Veronica let go and crumpled down defeated beside the mound. There was not enough exposed face to tell who but she knew it was one of hers. She watched the tentacles diligently slither back to cover up the spaces she'd cleared. Her hands were near completely numb, a side effect of directly touching those things she figured, and her heart ached, because she could make out all the other pale mounds scattered around, and she didn't have to think too hard to guess what lay buried within them.

Fu*$...

Her breaths rattled, straining to reign in tears.

C-commander, you is...you got a jo- FU@% MAN!

It was probably the entire ship. Veronica grit her teeth. Even as she thought, she could feel her bodying being numbed and seduced to sleep again, everything was spinning.

Cheezus I gaw-

She found herself struggling. Before, she thought the reason she hadn't stood since she landed was from fatigue, but as she struggled again to bring herself to her hands and knees she was certain, this thing was responsible somehow, like something in the air. The longer she spent here, the sooner she'd end up like the rest. Probably within a few minutes with the rate her vision dimmed.

Fu$#...

Veronica...what you hey for? Veronica? What you hey for? What you come for?

I-I...chhh....I-.....

She struggled to respond to herself. There was just so much going on. Her mind too loud to think.
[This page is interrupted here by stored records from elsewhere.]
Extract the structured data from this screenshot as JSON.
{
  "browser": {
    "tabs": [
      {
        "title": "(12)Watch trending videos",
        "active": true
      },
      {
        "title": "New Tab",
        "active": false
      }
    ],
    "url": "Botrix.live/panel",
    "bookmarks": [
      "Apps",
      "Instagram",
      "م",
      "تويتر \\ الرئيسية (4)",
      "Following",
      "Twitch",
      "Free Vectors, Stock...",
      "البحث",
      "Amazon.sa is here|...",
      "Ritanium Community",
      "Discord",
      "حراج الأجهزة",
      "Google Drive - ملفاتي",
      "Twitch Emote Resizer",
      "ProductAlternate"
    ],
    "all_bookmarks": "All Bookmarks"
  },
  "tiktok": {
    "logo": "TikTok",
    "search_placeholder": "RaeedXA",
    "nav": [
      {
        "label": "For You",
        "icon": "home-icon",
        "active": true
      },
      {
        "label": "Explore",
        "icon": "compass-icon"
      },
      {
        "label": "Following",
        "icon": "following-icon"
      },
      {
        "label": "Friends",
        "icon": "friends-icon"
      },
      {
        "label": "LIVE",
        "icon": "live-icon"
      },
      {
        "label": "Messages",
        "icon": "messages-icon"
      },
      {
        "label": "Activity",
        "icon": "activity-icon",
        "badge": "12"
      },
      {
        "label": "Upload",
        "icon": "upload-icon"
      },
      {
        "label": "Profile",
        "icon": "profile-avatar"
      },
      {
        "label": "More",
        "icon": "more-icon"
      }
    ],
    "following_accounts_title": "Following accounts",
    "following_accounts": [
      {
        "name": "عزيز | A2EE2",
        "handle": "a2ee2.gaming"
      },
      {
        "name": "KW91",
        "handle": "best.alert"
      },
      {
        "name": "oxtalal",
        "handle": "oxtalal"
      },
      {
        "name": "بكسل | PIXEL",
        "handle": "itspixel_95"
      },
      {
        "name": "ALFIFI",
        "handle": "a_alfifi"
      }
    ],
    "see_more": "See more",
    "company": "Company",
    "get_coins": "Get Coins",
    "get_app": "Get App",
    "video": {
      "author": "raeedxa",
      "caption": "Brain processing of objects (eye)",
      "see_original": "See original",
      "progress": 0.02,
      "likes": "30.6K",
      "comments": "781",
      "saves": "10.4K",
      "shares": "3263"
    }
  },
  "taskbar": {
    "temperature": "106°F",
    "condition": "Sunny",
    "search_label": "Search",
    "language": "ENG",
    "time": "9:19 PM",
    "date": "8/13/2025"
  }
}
Some of them were actually moving. The mounds. The tentacles were dragging them.

Nononononononono no mannn...

They ignored her pleas, gliding extremely slowly, at a glacial, lazy, nonchalant pace, almost as if they had no concern about being stopped or interrupted.

Veronica sat there, knees to her chest, shaking. There were just too many, she barely had enough energy saved up to save herself. The mounds continued on, mockingly slow.

No man no man no man no...

She'd known these guys for years, how could she just sit there and watch them go?

FU*# FU*% FU#$!!!


No.

She was the commander. This was her responsibility. Veronica had no idea what that meant now, but she knew it was true. Possessed by a desperate sense of duty and denial she wriggled and squirmed across the slimy metal floor of the deck. Her limbs were near completely numb now, like awkward weights holding onto her body. Time was running out for something, she couldn't think what for, and she didn't want to try either. Thinking was the last thing she wanted to do. In the state she was in she wasn't getting far and she didn't know where she was going either, but she had to at least feel as if she were doing something. She couldn't just lay there.

Then there was a heaviness below the left side of her hip. The leg was totally numb. She knew what this meant.

No!

A fresh flash of panic hit her. The terror of seeing those things for the first time. The thought of being smothered, suffocated in dirty mucus. With all the strength she could muster, Veronica rolled over, and slapped around at her waist until she felt her knife. She could barely see and she could barely hold the handle properly, but she hacked and sawed frantically at the tentacle on her ankle as carefully as a hysterical person could. Even with the blade, it was hell to cut.

"Sh*&!", she cried.

She could make out a bit of blood on the blade as she fought her distorted coordination and numb fingertips to resheath it. She took some time to steady her breathing as best as she could and examined the leg shrouded in darkness. It was hard to confirm just by looking but then a stinging pain lit up her leg. Her heart jumped, first with alarm, then with elation. She could feel it! Not only could she feel the sting of the wound but she could feel other things. Veronica wiggled her toes madly. She'd forgotten what the feeling of her feet rubbing against the inside of her boot was like. It was the pain! Reinvigorated, she used the single foot with feeling to help push her forward.

Then there was a SPLOOSH! It was as if someone had shot her right through the chest. She just stopped. She'd been covering a bit more distance but the power of denial had its limits. This was definitely it. She remained still, on her hands and knees, utterly silent for about 5 minutes. She didn't know if it was a pirate or one of hers. It was just too much.